James Watt (19 January 1736 – 19 August 1819) was a Scottish inventor and engineer whose improvements to the steam engine were fundamental to the changes wrought by the Industrial Revolution.
James Watt was born on 19th of January, 1736 in Greenock, a seaport on the Firth of Clyde. His father was a shipwright, ship owner and contractor, while his mother, Agnus Muirhead, came from a distinguished family and was well educated. Both were Presbyterians and strong Covenanters. Watt attended school irregularly but instead he was mostly schooled at home by his mother. He exhibited great manual dexterity and an aptitude for mathematics, while Latin and Greek left him cold, and he absorbed the legends and lore of the Scottish people.
When he was 17, his mother died and his father's health had begun to fail.
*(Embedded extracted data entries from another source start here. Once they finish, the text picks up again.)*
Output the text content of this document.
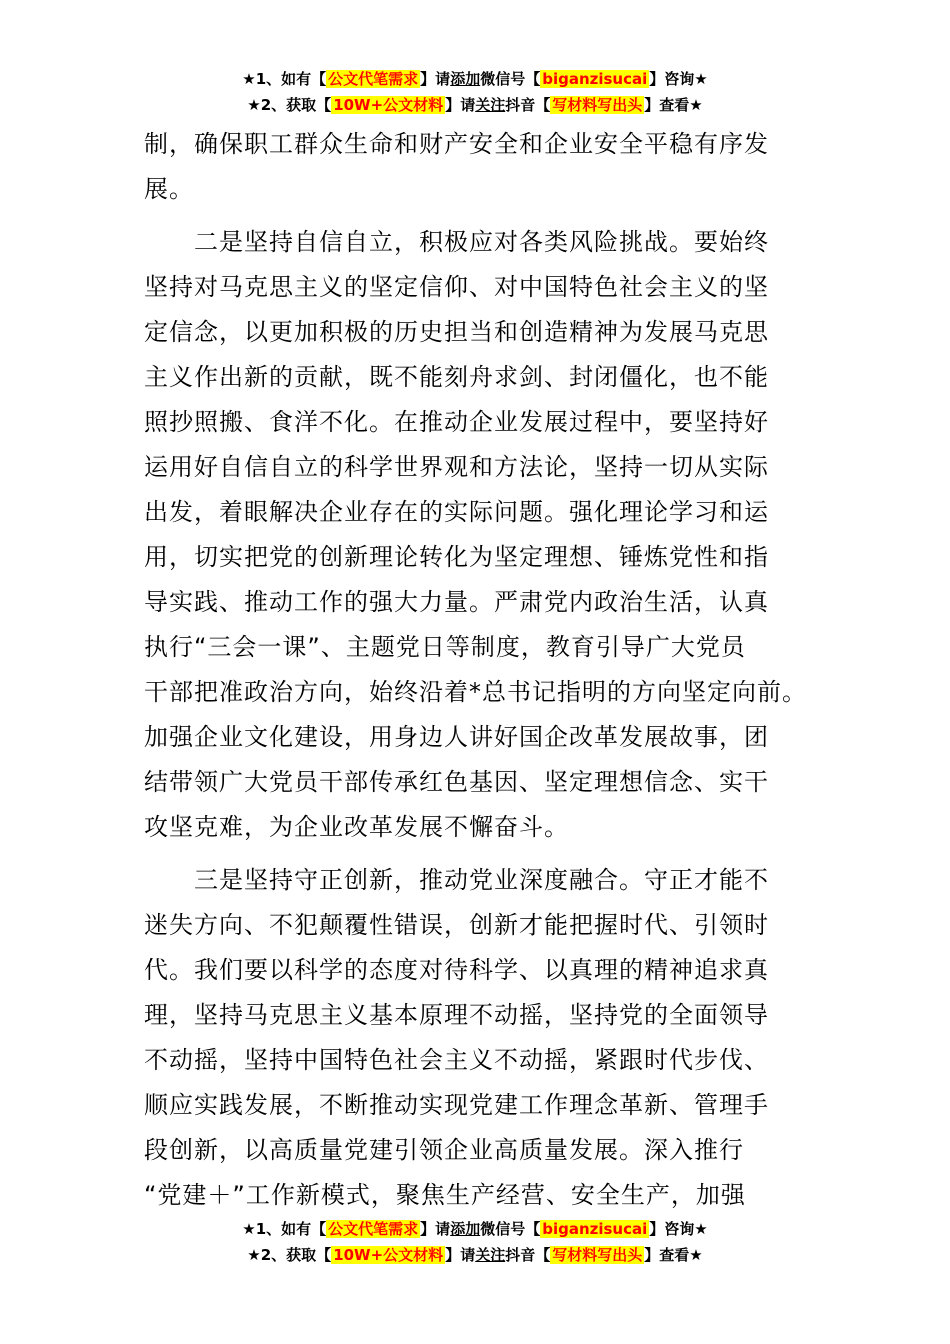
★1、如有【 公文代笔需求 】请添加微信号【 biganzisucai 】咨询★
★2、获取【 10W+公文材料 】请关注抖音【 写材料写出头 】查看★
制，确保职工群众生命和财产安全和企业安全平稳有序发
展。
　　二是坚持自信自立，积极应对各类风险挑战。要始终
坚持对马克思主义的坚定信仰、对中国特色社会主义的坚
定信念，以更加积极的历史担当和创造精神为发展马克思
主义作出新的贡献，既不能刻舟求剑、封闭僵化，也不能
照抄照搬、食洋不化。在推动企业发展过程中，要坚持好
运用好自信自立的科学世界观和方法论，坚持一切从实际
出发，着眼解决企业存在的实际问题。强化理论学习和运
用，切实把党的创新理论转化为坚定理想、锤炼党性和指
导实践、推动工作的强大力量。严肃党内政治生活，认真
执行“三会一课”、主题党日等制度，教育引导广大党员
干部把准政治方向，始终沿着*总书记指明的方向坚定向前。
加强企业文化建设，用身边人讲好国企改革发展故事，团
结带领广大党员干部传承红色基因、坚定理想信念、实干
攻坚克难，为企业改革发展不懈奋斗。
　　三是坚持守正创新，推动党业深度融合。守正才能不
迷失方向、不犯颠覆性错误，创新才能把握时代、引领时
代。我们要以科学的态度对待科学、以真理的精神追求真
理，坚持马克思主义基本原理不动摇，坚持党的全面领导
不动摇，坚持中国特色社会主义不动摇，紧跟时代步伐、
顺应实践发展，不断推动实现党建工作理念革新、管理手
段创新，以高质量党建引领企业高质量发展。深入推行
“党建＋”工作新模式，聚焦生产经营、安全生产，加强
★1、如有【 公文代笔需求 】请添加微信号【 biganzisucai 】咨询★
★2、获取【 10W+公文材料 】请关注抖音【 写材料写出头 】查看★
Watt travelled to London to study instrument-making for a year, then returned to Scotland – to Glasgow – intent on setting up his own instrument-making business. However, because he had not served at least seven years as an apprentice, the Glasgow Guild of Hammermen (any artisans using hammers) blocked his application, despite there being no other mathematical instrument makers in Scotland. Watt was saved from this impasse by three professors of the University of Glasgow, who offered him the opportunity to set up a small workshop within the university. It was established in 1758 and one of the professors, the physicist and chemist Joseph Black, became Watt's friend.